L’ « agresseuse » (je mets le mot entre guillemets car son féminin est souvent considéré comme abusif), qui se sent d’autant plus libre de vomir sa furie, hurle, gesticule, se met à parcourir tout le wagon, répétant : « Tu n’es pas chez toi ! Tu peux faire ta leçon à Pékin, pas ici… Ici je vais t’apprendre à respecter les gens, car ça s’apprend, eh oui, ça s’apprend… Sale Chinois ! Je téléphone quand je veux, autant que je veux. Pourquoi il faudrait que je me taise, pour qu’un Chinois puisse lire son idiot de livre chinois ? … Oui, je suis raciste, et alors ? Je suis raciste d’un bout à l’autre ! » A un voyageur qui lui fait « chut ! », elle répond : « Pas de chut ! » et continue à vociférer. Au bout de cinq minutes, ayant épuisé sa réserve de grossièretés racistes, la dame en blouson de cuir regagne sa place, rigole avec sa compagne et termine victorieusement son expédition en faisant taire un individu assis derrière elle, qui semble vouloir lui dire quelque chose (C’est seulement sur le quai des Aubrais que j’apprendrai de la bouche même de ce monsieur qu’il avait menacé d’appeler la police si elle se remettait à téléphoner.
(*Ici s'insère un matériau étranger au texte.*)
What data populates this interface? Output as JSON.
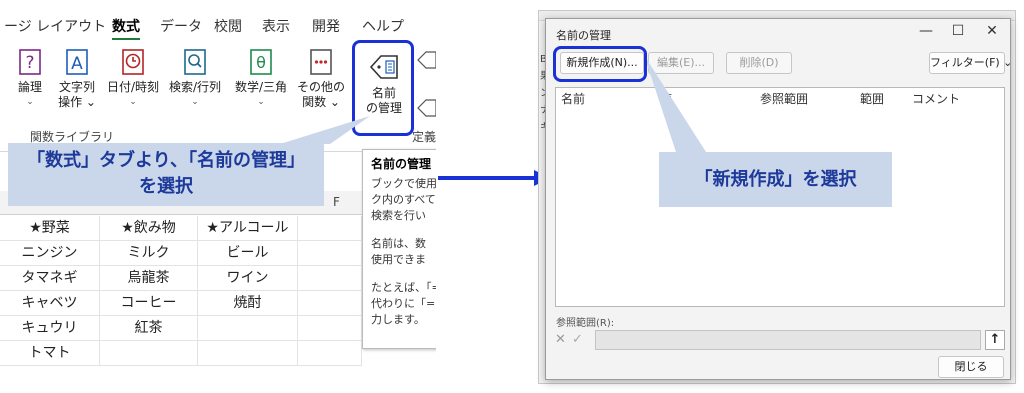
{
  "excel": {
    "tabs": [
      "ージ レイアウト",
      "数式",
      "データ",
      "校閲",
      "表示",
      "開発",
      "ヘルプ"
    ],
    "active_tab": "数式",
    "ribbon_buttons": [
      {
        "icon": "question-icon",
        "line1": "論理",
        "line2": "⌄"
      },
      {
        "icon": "text-a-icon",
        "line1": "文字列",
        "line2": "操作 ⌄"
      },
      {
        "icon": "clock-icon",
        "line1": "日付/時刻",
        "line2": "⌄"
      },
      {
        "icon": "magnifier-book-icon",
        "line1": "検索/行列",
        "line2": "⌄"
      },
      {
        "icon": "theta-icon",
        "line1": "数学/三角",
        "line2": "⌄"
      },
      {
        "icon": "more-functions-icon",
        "line1": "その他の",
        "line2": "関数 ⌄"
      },
      {
        "icon": "name-tag-icon",
        "line1": "名前",
        "line2": "の管理"
      }
    ],
    "group_label": "関数ライブラリ",
    "right_group_label": "定義",
    "tooltip": {
      "title": "名前の管理",
      "lines": [
        "ブックで使用",
        "ク内のすべて",
        "検索を行い",
        "名前は、数",
        "使用できま",
        "たとえば、「=",
        "代わりに「=",
        "力します。"
      ]
    },
    "column_header_f": "F",
    "sheet_rows": [
      [
        "★野菜",
        "★飲み物",
        "★アルコール"
      ],
      [
        "ニンジン",
        "ミルク",
        "ビール"
      ],
      [
        "タマネギ",
        "烏龍茶",
        "ワイン"
      ],
      [
        "キャベツ",
        "コーヒー",
        "焼酎"
      ],
      [
        "キュウリ",
        "紅茶",
        ""
      ],
      [
        "トマト",
        "",
        ""
      ]
    ]
  },
  "callouts": {
    "left_line1": "「数式」タブより、「名前の管理」",
    "left_line2": "を選択",
    "right": "「新規作成」を選択"
  },
  "dialog": {
    "title": "名前の管理",
    "new_button": "新規作成(N)...",
    "edit_button": "編集(E)...",
    "delete_button": "削除(D)",
    "filter_button": "フィルター(F) ⌄",
    "columns": [
      "名前",
      "値",
      "参照範囲",
      "範囲",
      "コメント"
    ],
    "ref_label": "参照範囲(R):",
    "close_button": "閉じる",
    "min_icon": "—",
    "max_icon": "☐",
    "close_icon": "✕"
  },
  "colors": {
    "highlight": "#1a31d6",
    "callout_bg": "#cad6ea",
    "callout_text": "#1d3a9a",
    "arrow": "#1a31d6"
  }
}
Elle lui avait répondu : « Vas-y, appelle Sarkozy lui-même, je n’en ai pas peur ! »)
Le Chinois tient sa promesse de silence et attend le passage du contrôleur. Une contrôleuse arrive, il fait état de l’incident, insistant sur le caractère raciste des humiliations subies. « C’était pénible », témoigne laconiquement un jeune monsieur assis au même rang que le Chinois, de l’autre côté du couloir. La contrôleuse promet de « voir les choses » et passe. A son retour, elle prie le Chinois de changer de wagon : « Ne vous inquiétez pas pour les Aubrais, j’ai parlé avec elle : elle plaisantait. Oui, vous pouvez porter plainte contre elle. Dans n’importe quel commissariat, bien évidemment. Non, je n’ai pas le droit de lui demander son identité : j’ai téléphoné, on m’a répondu que je n’ai pas le droit. Mais que voulez-vous que je fasse ? La police elle-même n’intervient pas quand il s’agit d’une simple agression verbale. » Le Chinois refuse de changer de wagon. La contrôleuse part, les autres passagers restent silencieux, plusieurs s’endorment, quelqu’un lâche un pet, discrètement.
Le Chinois ne rompt pas le silence, décidé à ne plus perturber la tranquillité des autres passagers, en particulier la vôtre, Madame, qui avez cru bon de le réprimander. Une heure après, à l’arrivée en gare des Aubrais, le Chinois se précipite auprès des deux dames en blousons de cuir qui sont en train de descendre, priant son « agresseuse » de lui donner son nom car, ne pouvant tolérer les insultes racistes qu’elle lui a infligées, il désire régler leur litige légalement. Il subit de nouveau des menaces d’« enculade » et de « leçon de respect », mais poursuit jusque sur le quai. Là un nouveau flot d’injures lui tombe sur la tête, cette fois devant la contrôleuse elle-même et un jeune employé du chemin de fer qui, visages fermés, assistent à la scène en observateurs neutres. « Qu’est-ce que vous voulez que je fasse … » répète la contrôleuse, tout en regardant les deux femmes qui continuent à hurler et disparaissent dans le passage souterrain : « … moi qui subis des insultes tous les jours ! » Elle remonte dans le train avec le Chinois et continue le voyage jusqu’à Orléans-Centre. Le Chinois, d’humeur morose, regrette d’avoir eu trop de confiance dans les représentants de l’ordre.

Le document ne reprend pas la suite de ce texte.